Duck Duck Go's most distinctive feature, and one I find really useful, is that it can get results from other search engines without ever leaving the page using their !bang feature. You can search any major site such as Google, YouTube, Amazon and eBay by preceding the search term with '!youtube' or '!google', for instance—and you will automatically be taken to a list of search results from that service. It also works with keywords such as weather, images, and lyrics.
There are also tons of other features that Duck Duck Go offers, located on the Goodies page. These range from special queries, such as generating a random password (Search: pw) to looking up books via an ISBN number.
Duck Duck Go comes with a full set of keyboard shortcuts, which are conveniently displayed on the right of your search results in the minimalist, customisable interface: all in all, while it's clearly still work in progress [iii] it's a powerful and elegant search engine.
Blekko, which launched in a fairly massive blare of publicity in November 2010, just as criticism of Google search results was beginning to hit the news, uses slashtags [iv] to provide results for common searches (although you can of course use the search engine in the traditional way, without them).
Hashtags can be used in a variety of ways: you can search for results from one site (“MacBook Air/Amazon,” for instance, will search for MacBook Airs on Amazon.com), narrow searches by type (“Wladimir/people” shows people called Wladimir) or you can search by topic; “Climate change/conservative” shows results from right-leaning sites, and “Obama/humor” shows humor sites referring to the President of the US.
In addition, anyone searching for results in certain heavily-searched categories, such as cars, finance, health and hotels, will be presented with content screened beforehand by editors to exclude low-quality or irrelevant content that Google's algorithm-driven engine can't filter out entirely. In health, for instance, which is notorious as one of the most difficult areas to find relevant content, results in Blekko are limited to just seventy-six sites that its editors have determined to be trustworthy; the same method is also applied to recipes, autos, hotels, song lyrics, personal finance and colleges . Registered users can manually label a site as spam, and also have a number of other features available [v].
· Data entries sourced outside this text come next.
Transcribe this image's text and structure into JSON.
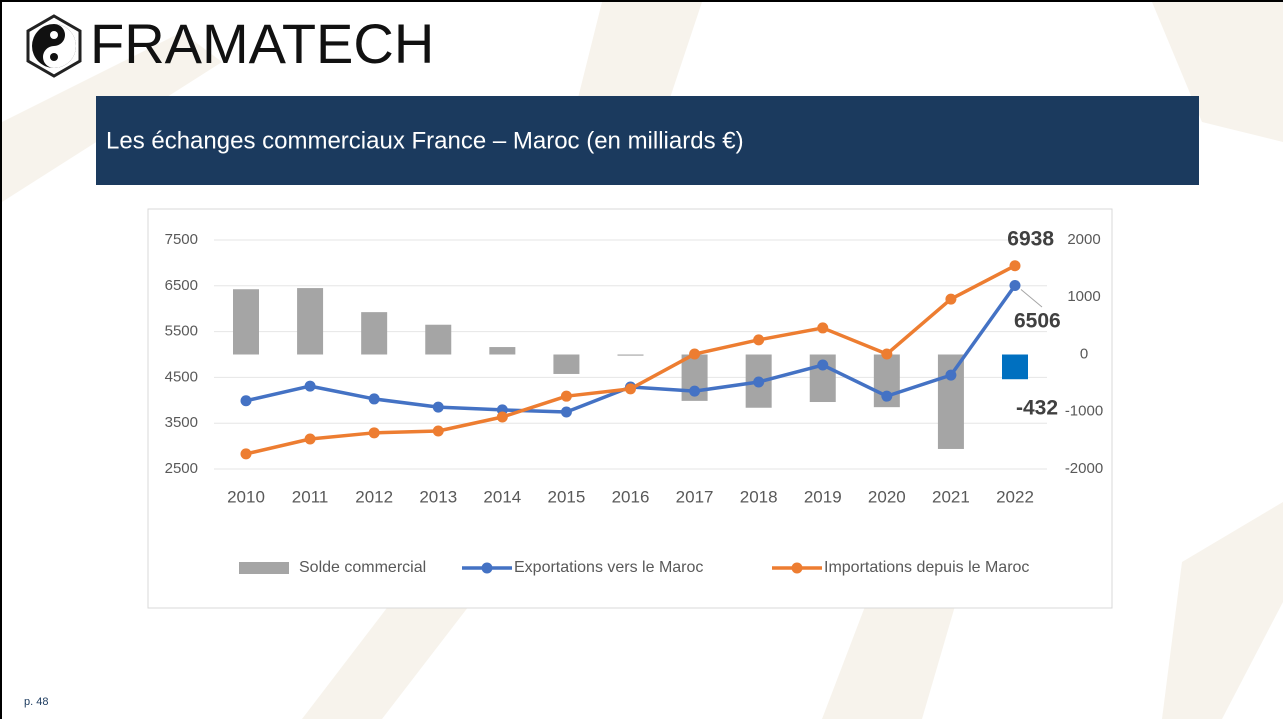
{
  "logo": "FRAMATECH",
  "banner": {
    "title": "Les échanges commerciaux France – Maroc (en milliards €)"
  },
  "page_number": "p. 48",
  "chart_data": {
    "type": "combo",
    "categories": [
      "2010",
      "2011",
      "2012",
      "2013",
      "2014",
      "2015",
      "2016",
      "2017",
      "2018",
      "2019",
      "2020",
      "2021",
      "2022"
    ],
    "series": [
      {
        "name": "Solde commercial",
        "type": "bar",
        "axis": "y2",
        "color": "#a5a5a5",
        "colors": [
          "#a5a5a5",
          "#a5a5a5",
          "#a5a5a5",
          "#a5a5a5",
          "#a5a5a5",
          "#a5a5a5",
          "#a5a5a5",
          "#a5a5a5",
          "#a5a5a5",
          "#a5a5a5",
          "#a5a5a5",
          "#a5a5a5",
          "#0070c0"
        ],
        "values": [
          1140,
          1160,
          740,
          520,
          130,
          -340,
          -20,
          -810,
          -930,
          -830,
          -920,
          -1650,
          -432
        ]
      },
      {
        "name": "Exportations vers le Maroc",
        "type": "line",
        "color": "#4472c4",
        "values": [
          3990,
          4310,
          4030,
          3850,
          3790,
          3745,
          4290,
          4200,
          4400,
          4770,
          4090,
          4550,
          6506
        ]
      },
      {
        "name": "Importations depuis le Maroc",
        "type": "line",
        "color": "#ed7d31",
        "values": [
          2830,
          3155,
          3290,
          3330,
          3635,
          4090,
          4250,
          5010,
          5320,
          5580,
          5010,
          6210,
          6938
        ]
      }
    ],
    "ylim": [
      2500,
      7500
    ],
    "yticks": [
      2500,
      3500,
      4500,
      5500,
      6500,
      7500
    ],
    "y2lim": [
      -2000,
      2000
    ],
    "y2ticks": [
      -2000,
      -1000,
      0,
      1000,
      2000
    ],
    "grid": true,
    "legend": "bottom"
  }
}
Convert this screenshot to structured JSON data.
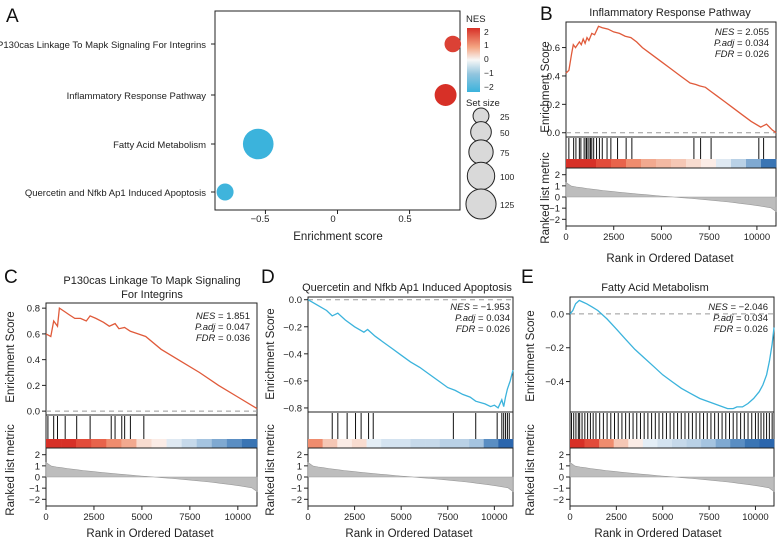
{
  "panels": {
    "A": {
      "letter": "A",
      "chart_data": {
        "type": "scatter",
        "title": "",
        "xlabel": "Enrichment score",
        "ylabel": "",
        "xlim": [
          -0.85,
          0.85
        ],
        "xticks": [
          -0.5,
          0,
          0.5
        ],
        "xtick_labels": [
          "−0.5",
          "0",
          "0.5"
        ],
        "categories": [
          "P130cas Linkage To Mapk Signaling For Integrins",
          "Inflammatory Response Pathway",
          "Fatty Acid Metabolism",
          "Quercetin and Nfkb Ap1 Induced Apoptosis"
        ],
        "x": [
          0.8,
          0.75,
          -0.55,
          -0.78
        ],
        "nes": [
          1.851,
          2.055,
          -2.046,
          -1.953
        ],
        "set_size": [
          28,
          58,
          130,
          30
        ],
        "legend_nes_title": "NES",
        "legend_nes_ticks": [
          "2",
          "1",
          "0",
          "−1",
          "−2"
        ],
        "legend_nes_values": [
          2,
          1,
          0,
          -1,
          -2
        ],
        "legend_size_title": "Set size",
        "legend_size_ticks": [
          "25",
          "50",
          "75",
          "100",
          "125"
        ],
        "legend_size_values": [
          25,
          50,
          75,
          100,
          125
        ]
      }
    },
    "B": {
      "letter": "B",
      "chart_data": {
        "type": "line",
        "title": "Inflammatory Response Pathway",
        "xlabel": "Rank in Ordered Dataset",
        "ylabel": "Enrichment Score",
        "ylabel2": "Ranked list metric",
        "xlim": [
          0,
          11000
        ],
        "ylim": [
          -0.03,
          0.78
        ],
        "yticks": [
          0.0,
          0.2,
          0.4,
          0.6
        ],
        "ytick_labels": [
          "0.0",
          "0.2",
          "0.4",
          "0.6"
        ],
        "xticks": [
          0,
          2500,
          5000,
          7500,
          10000
        ],
        "xtick_labels": [
          "0",
          "2500",
          "5000",
          "7500",
          "10000"
        ],
        "metric_ticks": [
          2,
          1,
          0,
          -1,
          -2
        ],
        "metric_tick_labels": [
          "2",
          "1",
          "0",
          "−1",
          "−2"
        ],
        "curve_color": "#e05a3a",
        "curve_x": [
          0,
          150,
          300,
          380,
          500,
          700,
          800,
          900,
          1000,
          1100,
          1200,
          1350,
          1500,
          1700,
          1900,
          2200,
          2500,
          2800,
          3100,
          3400,
          3700,
          4000,
          4500,
          5000,
          5500,
          6000,
          6500,
          6800,
          7000,
          7300,
          7600,
          7900,
          8300,
          8700,
          9200,
          9700,
          10200,
          10500,
          10800,
          11000
        ],
        "curve_y": [
          0.42,
          0.44,
          0.56,
          0.62,
          0.6,
          0.64,
          0.62,
          0.66,
          0.63,
          0.67,
          0.65,
          0.7,
          0.69,
          0.75,
          0.74,
          0.73,
          0.71,
          0.7,
          0.68,
          0.67,
          0.64,
          0.6,
          0.55,
          0.5,
          0.45,
          0.4,
          0.35,
          0.34,
          0.33,
          0.32,
          0.29,
          0.26,
          0.22,
          0.18,
          0.13,
          0.08,
          0.04,
          0.06,
          0.02,
          0.0
        ],
        "hits": [
          150,
          400,
          520,
          700,
          780,
          950,
          1050,
          1100,
          1200,
          1280,
          1350,
          1450,
          1600,
          1750,
          1900,
          2150,
          2350,
          2700,
          3150,
          3450,
          6700,
          7050,
          7600,
          10100,
          10350
        ],
        "heatmap": [
          "#d73027",
          "#d73027",
          "#e24b3a",
          "#e8634b",
          "#ef8c6e",
          "#f2a98f",
          "#f3b9a3",
          "#f5c7b5",
          "#f8dcd0",
          "#fbece6",
          "#dfe9f2",
          "#b9d1e6",
          "#7fa9d1",
          "#3a75b4"
        ],
        "stats": [
          {
            "name": "NES",
            "value": "2.055"
          },
          {
            "name": "P.adj",
            "value": "0.034"
          },
          {
            "name": "FDR",
            "value": "0.026"
          }
        ]
      }
    },
    "C": {
      "letter": "C",
      "chart_data": {
        "type": "line",
        "title_lines": [
          "P130cas Linkage To Mapk Signaling",
          "For Integrins"
        ],
        "xlabel": "Rank in Ordered Dataset",
        "ylabel": "Enrichment Score",
        "ylabel2": "Ranked list metric",
        "xlim": [
          0,
          11000
        ],
        "ylim": [
          -0.03,
          0.84
        ],
        "yticks": [
          0.0,
          0.2,
          0.4,
          0.6,
          0.8
        ],
        "ytick_labels": [
          "0.0",
          "0.2",
          "0.4",
          "0.6",
          "0.8"
        ],
        "xticks": [
          0,
          2500,
          5000,
          7500,
          10000
        ],
        "xtick_labels": [
          "0",
          "2500",
          "5000",
          "7500",
          "10000"
        ],
        "metric_ticks": [
          2,
          1,
          0,
          -1,
          -2
        ],
        "metric_tick_labels": [
          "2",
          "1",
          "0",
          "−1",
          "−2"
        ],
        "curve_color": "#e05a3a",
        "curve_x": [
          0,
          250,
          400,
          600,
          700,
          1000,
          1200,
          1500,
          1800,
          2100,
          2300,
          2600,
          3000,
          3300,
          3600,
          3800,
          4100,
          4400,
          4800,
          5200,
          6000,
          7000,
          8000,
          9000,
          10000,
          11000
        ],
        "curve_y": [
          0.6,
          0.58,
          0.7,
          0.66,
          0.8,
          0.77,
          0.75,
          0.72,
          0.72,
          0.7,
          0.74,
          0.72,
          0.69,
          0.66,
          0.68,
          0.64,
          0.65,
          0.62,
          0.6,
          0.58,
          0.48,
          0.39,
          0.3,
          0.2,
          0.11,
          0.02
        ],
        "hits": [
          100,
          400,
          600,
          1000,
          1600,
          2300,
          3400,
          3600,
          3950,
          4100,
          4400,
          5100
        ],
        "heatmap": [
          "#d73027",
          "#d73027",
          "#e24b3a",
          "#e8634b",
          "#ef8c6e",
          "#f2a98f",
          "#f8dcd0",
          "#fbece6",
          "#dfe9f2",
          "#c6d9ea",
          "#a5c4e0",
          "#7fa9d1",
          "#5a8ec3",
          "#3a75b4"
        ],
        "stats": [
          {
            "name": "NES",
            "value": "1.851"
          },
          {
            "name": "P.adj",
            "value": "0.047"
          },
          {
            "name": "FDR",
            "value": "0.036"
          }
        ]
      }
    },
    "D": {
      "letter": "D",
      "chart_data": {
        "type": "line",
        "title": "Quercetin and Nfkb Ap1 Induced Apoptosis",
        "xlabel": "Rank in Ordered Dataset",
        "ylabel": "Enrichment Score",
        "ylabel2": "Ranked list metric",
        "xlim": [
          0,
          11000
        ],
        "ylim": [
          -0.83,
          0.02
        ],
        "yticks": [
          0.0,
          -0.2,
          -0.4,
          -0.6,
          -0.8
        ],
        "ytick_labels": [
          "0.0",
          "−0.2",
          "−0.4",
          "−0.6",
          "−0.8"
        ],
        "xticks": [
          0,
          2500,
          5000,
          7500,
          10000
        ],
        "xtick_labels": [
          "0",
          "2500",
          "5000",
          "7500",
          "10000"
        ],
        "metric_ticks": [
          2,
          1,
          0,
          -1,
          -2
        ],
        "metric_tick_labels": [
          "2",
          "1",
          "0",
          "−1",
          "−2"
        ],
        "curve_color": "#3bb3dc",
        "curve_x": [
          0,
          500,
          1000,
          1300,
          1600,
          2000,
          2500,
          3000,
          3200,
          3600,
          4000,
          4500,
          5000,
          5500,
          6000,
          6500,
          7000,
          7500,
          7900,
          8300,
          8700,
          9000,
          9500,
          9800,
          10000,
          10200,
          10400,
          10500,
          10600,
          10700,
          10850,
          11000
        ],
        "curve_y": [
          0.0,
          -0.04,
          -0.08,
          -0.12,
          -0.1,
          -0.15,
          -0.2,
          -0.24,
          -0.22,
          -0.27,
          -0.31,
          -0.36,
          -0.41,
          -0.46,
          -0.5,
          -0.55,
          -0.6,
          -0.65,
          -0.67,
          -0.7,
          -0.72,
          -0.75,
          -0.77,
          -0.79,
          -0.78,
          -0.8,
          -0.74,
          -0.79,
          -0.72,
          -0.66,
          -0.6,
          -0.52
        ],
        "hits": [
          1300,
          1600,
          2100,
          2550,
          2850,
          3250,
          3500,
          7800,
          9000,
          10150,
          10400,
          10500,
          10600,
          10700,
          10800
        ],
        "heatmap": [
          "#ef8c6e",
          "#f5c7b5",
          "#fbece6",
          "#f8dcd0",
          "#e4eef6",
          "#d4e3f0",
          "#d4e3f0",
          "#c6d9ea",
          "#c6d9ea",
          "#b9d1e6",
          "#b9d1e6",
          "#a5c4e0",
          "#5a8ec3",
          "#2b66ad"
        ],
        "stats": [
          {
            "name": "NES",
            "value": "−1.953"
          },
          {
            "name": "P.adj",
            "value": "0.034"
          },
          {
            "name": "FDR",
            "value": "0.026"
          }
        ]
      }
    },
    "E": {
      "letter": "E",
      "chart_data": {
        "type": "line",
        "title": "Fatty Acid Metabolism",
        "xlabel": "Rank in Ordered Dataset",
        "ylabel": "Enrichment Score",
        "ylabel2": "Ranked list metric",
        "xlim": [
          0,
          11000
        ],
        "ylim": [
          -0.58,
          0.1
        ],
        "yticks": [
          0.0,
          -0.2,
          -0.4
        ],
        "ytick_labels": [
          "0.0",
          "−0.2",
          "−0.4"
        ],
        "xticks": [
          0,
          2500,
          5000,
          7500,
          10000
        ],
        "xtick_labels": [
          "0",
          "2500",
          "5000",
          "7500",
          "10000"
        ],
        "metric_ticks": [
          2,
          1,
          0,
          -1,
          -2
        ],
        "metric_tick_labels": [
          "2",
          "1",
          "0",
          "−1",
          "−2"
        ],
        "curve_color": "#3bb3dc",
        "curve_x": [
          0,
          150,
          300,
          500,
          700,
          900,
          1200,
          1500,
          2000,
          2500,
          3000,
          3500,
          4000,
          4500,
          5000,
          5500,
          6000,
          6500,
          7000,
          7500,
          8000,
          8500,
          8800,
          9000,
          9300,
          9600,
          9900,
          10200,
          10400,
          10600,
          10750,
          10900,
          11000
        ],
        "curve_y": [
          0.0,
          0.02,
          0.06,
          0.08,
          0.07,
          0.06,
          0.04,
          0.02,
          -0.03,
          -0.09,
          -0.15,
          -0.21,
          -0.26,
          -0.31,
          -0.36,
          -0.4,
          -0.44,
          -0.47,
          -0.5,
          -0.52,
          -0.54,
          -0.56,
          -0.56,
          -0.55,
          -0.55,
          -0.53,
          -0.5,
          -0.46,
          -0.42,
          -0.36,
          -0.28,
          -0.18,
          -0.08
        ],
        "hits": [
          80,
          200,
          320,
          450,
          520,
          650,
          800,
          950,
          1100,
          1250,
          1400,
          1600,
          1800,
          2000,
          2200,
          2400,
          2600,
          2800,
          3000,
          3200,
          3400,
          3600,
          3800,
          4000,
          4200,
          4400,
          4600,
          4800,
          5000,
          5200,
          5400,
          5600,
          5800,
          6000,
          6200,
          6400,
          6600,
          6800,
          7000,
          7200,
          7400,
          7600,
          7800,
          8000,
          8200,
          8400,
          8600,
          8800,
          9000,
          9200,
          9400,
          9600,
          9800,
          10000,
          10150,
          10300,
          10450,
          10600,
          10750,
          10900
        ],
        "heatmap": [
          "#d73027",
          "#e24b3a",
          "#ef8c6e",
          "#f5c7b5",
          "#fbece6",
          "#e4eef6",
          "#d4e3f0",
          "#c6d9ea",
          "#b9d1e6",
          "#a5c4e0",
          "#7fa9d1",
          "#5a8ec3",
          "#3a75b4",
          "#2b66ad"
        ],
        "stats": [
          {
            "name": "NES",
            "value": "−2.046"
          },
          {
            "name": "P.adj",
            "value": "0.034"
          },
          {
            "name": "FDR",
            "value": "0.026"
          }
        ]
      }
    }
  }
}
The fact is, Blekko's good. Mr John Dvorak, whose authority carries far more weight than most, has this to say of it:
The first thing I do, of course, with a new engine is search for myself. I do not do this because I'm vain, but because I know exactly what should appear and in what order. Most writers, like myself, with a high-profile on the Internet use this same trick to see if a search engine is any good. Blekko nails the search. When I search for myself, one of the following items should appear at the top of the search: my blog at dvorak.org/blog and channeldvorak.com. After that, I expect to see links to my short bio, my wiki entry, PCMag, Mevio, Marketwatch, NoAgendashow, or other newer sites where I'm active. Google nails this every time. Yahoo always used to screw it up completely. Bing mostly nails it except for adding oddball links that have nothing to do with me. Most low-budget wannabees just make a mess with old links that have lingered for a decade.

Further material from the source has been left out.